If Kelly has accomplished this task, then surely it is possible for Donald Trump to rise to mediocrity, yes?

Alas, I am still pretty sure that the answer is still no. The evidence is mounting that Kelly’s statement might have been a slight exaggeration. The problem is that, to persuade president Trump, his advisors have to devise causal arguments that resonate with his blinkered worldview. Which leads to some pretty bad arguments.

To understand what I mean, consider what Axios’ Jonathan Swan reports about the internal White House debates over trade policy. Trade is one of the few areas where Trump has convictions that last longer than it takes for him to digest a well-done steak. Trump is a stone-cold mercantilist, and has been one since the 1980s. His economic advisers, such as Gary Cohn and Steven Mnuchin, feel differently. According to Swan, here are the arguments they are using to prevent Trump from slapping wide-ranging tariffs on everyone:

Cohn and Mnuchin are now appealing to Trump’s obsession with the record-breaking run of the stock market under his presidency, according to four sources with direct knowledge.

They’re telling him the stock market is at an all-time high, and that new tariffs on whole industries like steel and aluminum would hurt it.

They’re also telling him — and others are joining them in making this argument directly to the president — that he’s just given the middle class a tax cut, and that any tariffs making consumer goods more expensive would undo the pay raise he just gave them.

Cohn and Mnuchin’s argument about tariffs having a negative effect on consumer prices is spot-on. That’s good staff work! Well done, Gary and Steve!

It’s the argument about stock prices that gives me pause, for two reasons. First, claiming aggregate stock market effects in response to sectoral tariffs seems pretty dodgy; the literature suggests the effects would be more limited. The second and more basic point is that maybe, just maybe, the stock market is not the best metric to use when talking about the U.S. economy, much less the effects of protectionism.

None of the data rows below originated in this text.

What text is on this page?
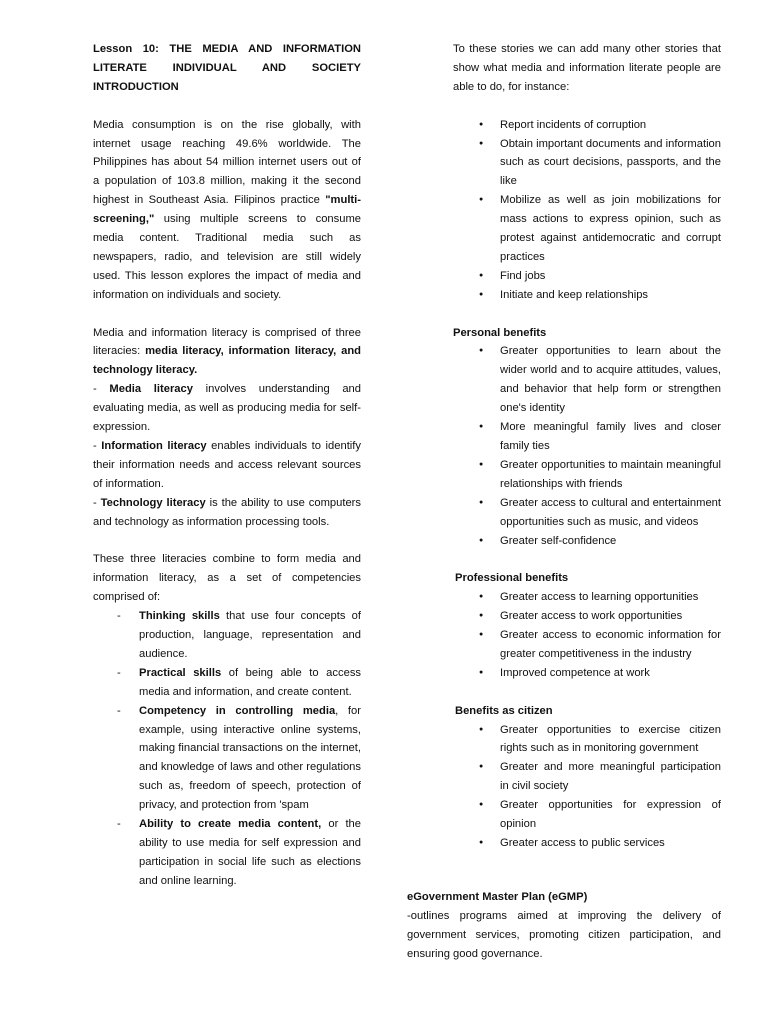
Lesson 10: THE MEDIA AND INFORMATION LITERATE INDIVIDUAL AND SOCIETY INTRODUCTION

Media consumption is on the rise globally, with internet usage reaching 49.6% worldwide. The Philippines has about 54 million internet users out of a population of 103.8 million, making it the second highest in Southeast Asia. Filipinos practice "multi-screening," using multiple screens to consume media content. Traditional media such as newspapers, radio, and television are still widely used. This lesson explores the impact of media and information on individuals and society.

Media and information literacy is comprised of three literacies: media literacy, information literacy, and technology literacy.

- Media literacy involves understanding and evaluating media, as well as producing media for self-expression.

- Information literacy enables individuals to identify their information needs and access relevant sources of information.

- Technology literacy is the ability to use computers and technology as information processing tools.

These three literacies combine to form media and information literacy, as a set of competencies comprised of:

- Thinking skills that use four concepts of production, language, representation and audience.
- Practical skills of being able to access media and information, and create content.
- Competency in controlling media, for example, using interactive online systems, making financial transactions on the internet, and knowledge of laws and other regulations such as, freedom of speech, protection of privacy, and protection from 'spam
- Ability to create media content, or the ability to use media for self expression and participation in social life such as elections and online learning.

To these stories we can add many other stories that show what media and information literate people are able to do, for instance:

● Report incidents of corruption
● Obtain important documents and information such as court decisions, passports, and the like
● Mobilize as well as join mobilizations for mass actions to express opinion, such as protest against antidemocratic and corrupt practices
● Find jobs
● Initiate and keep relationships

Personal benefits

● Greater opportunities to learn about the wider world and to acquire attitudes, values, and behavior that help form or strengthen one's identity
● More meaningful family lives and closer family ties
● Greater opportunities to maintain meaningful relationships with friends
● Greater access to cultural and entertainment opportunities such as music, and videos
● Greater self-confidence

Professional benefits

● Greater access to learning opportunities
● Greater access to work opportunities
● Greater access to economic information for greater competitiveness in the industry
● Improved competence at work

Benefits as citizen

● Greater opportunities to exercise citizen rights such as in monitoring government
● Greater and more meaningful participation in civil society
● Greater opportunities for expression of opinion
● Greater access to public services

eGovernment Master Plan (eGMP)

-outlines programs aimed at improving the delivery of government services, promoting citizen participation, and ensuring good governance.
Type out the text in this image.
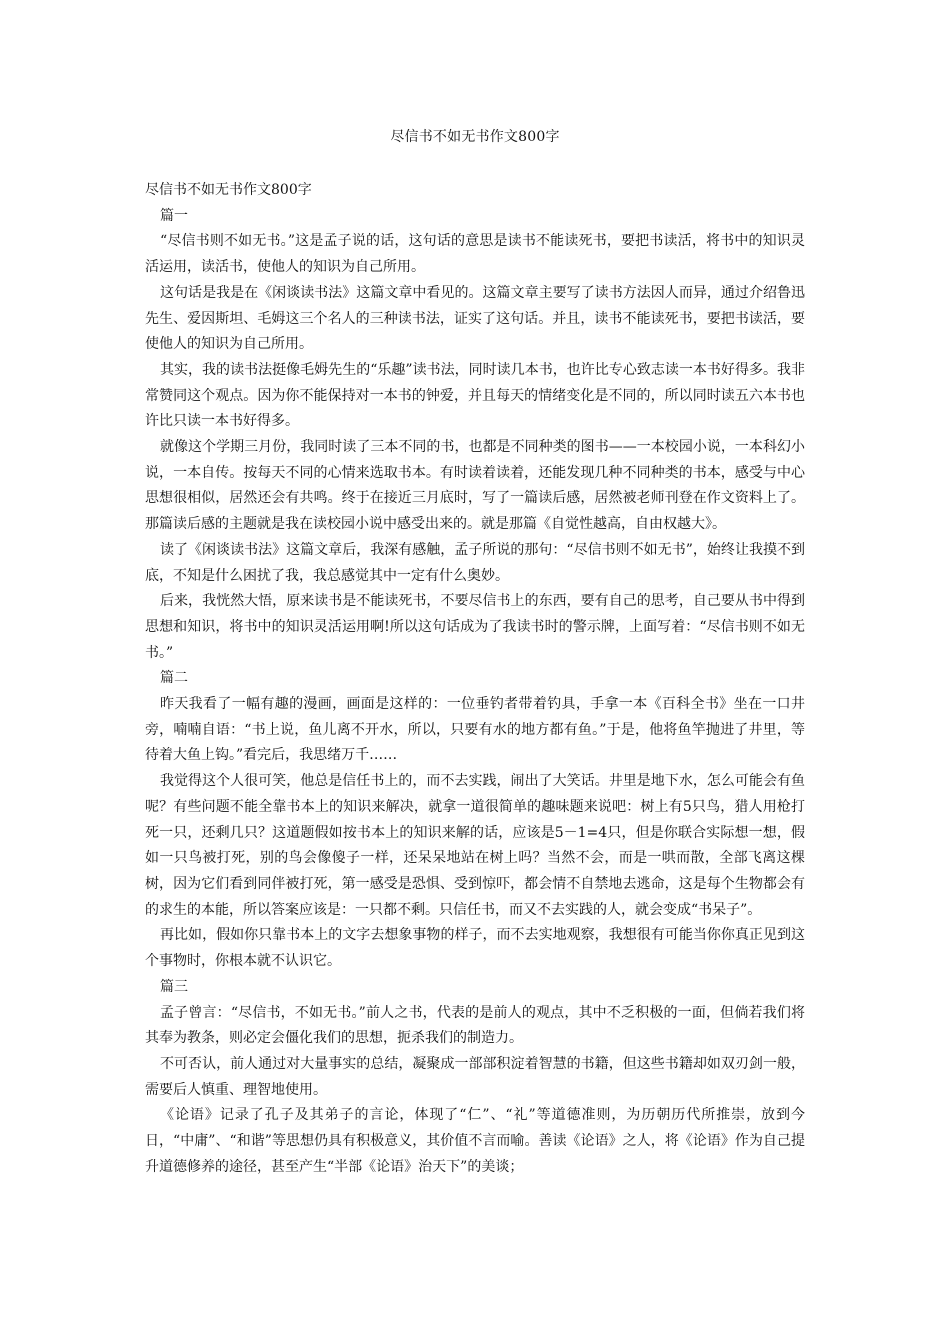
尽信书不如无书作文800字

尽信书不如无书作文800字

篇一

“尽信书则不如无书。”这是孟子说的话，这句话的意思是读书不能读死书，要把书读活，将书中的知识灵活运用，读活书，使他人的知识为自己所用。

这句话是我是在《闲谈读书法》这篇文章中看见的。这篇文章主要写了读书方法因人而异，通过介绍鲁迅先生、爱因斯坦、毛姆这三个名人的三种读书法，证实了这句话。并且，读书不能读死书，要把书读活，要使他人的知识为自己所用。

其实，我的读书法挺像毛姆先生的“乐趣”读书法，同时读几本书，也许比专心致志读一本书好得多。我非常赞同这个观点。因为你不能保持对一本书的钟爱，并且每天的情绪变化是不同的，所以同时读五六本书也许比只读一本书好得多。

就像这个学期三月份，我同时读了三本不同的书，也都是不同种类的图书——一本校园小说，一本科幻小说，一本自传。按每天不同的心情来选取书本。有时读着读着，还能发现几种不同种类的书本，感受与中心思想很相似，居然还会有共鸣。终于在接近三月底时，写了一篇读后感，居然被老师刊登在作文资料上了。那篇读后感的主题就是我在读校园小说中感受出来的。就是那篇《自觉性越高，自由权越大》。

读了《闲谈读书法》这篇文章后，我深有感触，孟子所说的那句：“尽信书则不如无书”，始终让我摸不到底，不知是什么困扰了我，我总感觉其中一定有什么奥妙。

后来，我恍然大悟，原来读书是不能读死书，不要尽信书上的东西，要有自己的思考，自己要从书中得到思想和知识，将书中的知识灵活运用啊!所以这句话成为了我读书时的警示牌，上面写着：“尽信书则不如无书。”

篇二

昨天我看了一幅有趣的漫画，画面是这样的：一位垂钓者带着钓具，手拿一本《百科全书》坐在一口井旁，喃喃自语：“书上说，鱼儿离不开水，所以，只要有水的地方都有鱼。”于是，他将鱼竿抛进了井里，等待着大鱼上钩。”看完后，我思绪万千……

我觉得这个人很可笑，他总是信任书上的，而不去实践，闹出了大笑话。井里是地下水，怎么可能会有鱼呢？有些问题不能全靠书本上的知识来解决，就拿一道很简单的趣味题来说吧：树上有5只鸟，猎人用枪打死一只，还剩几只？这道题假如按书本上的知识来解的话，应该是5－1=4只，但是你联合实际想一想，假如一只鸟被打死，别的鸟会像傻子一样，还呆呆地站在树上吗？当然不会，而是一哄而散，全部飞离这棵树，因为它们看到同伴被打死，第一感受是恐惧、受到惊吓，都会情不自禁地去逃命，这是每个生物都会有的求生的本能，所以答案应该是：一只都不剩。只信任书，而又不去实践的人，就会变成“书呆子”。

再比如，假如你只靠书本上的文字去想象事物的样子，而不去实地观察，我想很有可能当你你真正见到这个事物时，你根本就不认识它。

篇三

孟子曾言：“尽信书，不如无书。”前人之书，代表的是前人的观点，其中不乏积极的一面，但倘若我们将其奉为教条，则必定会僵化我们的思想，扼杀我们的制造力。

不可否认，前人通过对大量事实的总结，凝聚成一部部积淀着智慧的书籍，但这些书籍却如双刃剑一般，需要后人慎重、理智地使用。

《论语》记录了孔子及其弟子的言论，体现了“仁”、“礼”等道德准则，为历朝历代所推崇，放到今日，“中庸”、“和谐”等思想仍具有积极意义，其价值不言而喻。善读《论语》之人，将《论语》作为自己提升道德修养的途径，甚至产生“半部《论语》治天下”的美谈；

I suspect that Cohn and Mnuchin know this. But they also know Donald Trump, and they know that the president believes that the stock market’s performance is an enormous vindication of his presidency. It is therefore unsurprising that his advisers would play to his prejudices to advance their argument.

This would hardly be the first time that Trump’s staffers used dodgy evidence to advance their arguments. We know that over the summer national security adviser H.R. McMaster showed Trump a 1970s photo of Afghan women in miniskirts walking through Kabul, part of a successful effort to persuade the president to stay in Afghanistan. This was some dubious evidence, but McMaster was likely well aware of how Trump responds to visual stimuli.

My policy preferences are much closer to Cohn and Mnuchin than they are to Trump, but that’s not the point. My point is that the quality of policy debates in the White House are not going to be trending in a positive direction. The more that staffers figure out how to game Trump’s ill-informed ways of thinking, the more that policy debates in the White House will resemble the witch scene from Monty Python and The Holy Grail:

John Kelly can tell himself that he is providing first-rate information to president Trump. Because of who he is, however, Donald Trump will always be vulnerable to third-rate arguments.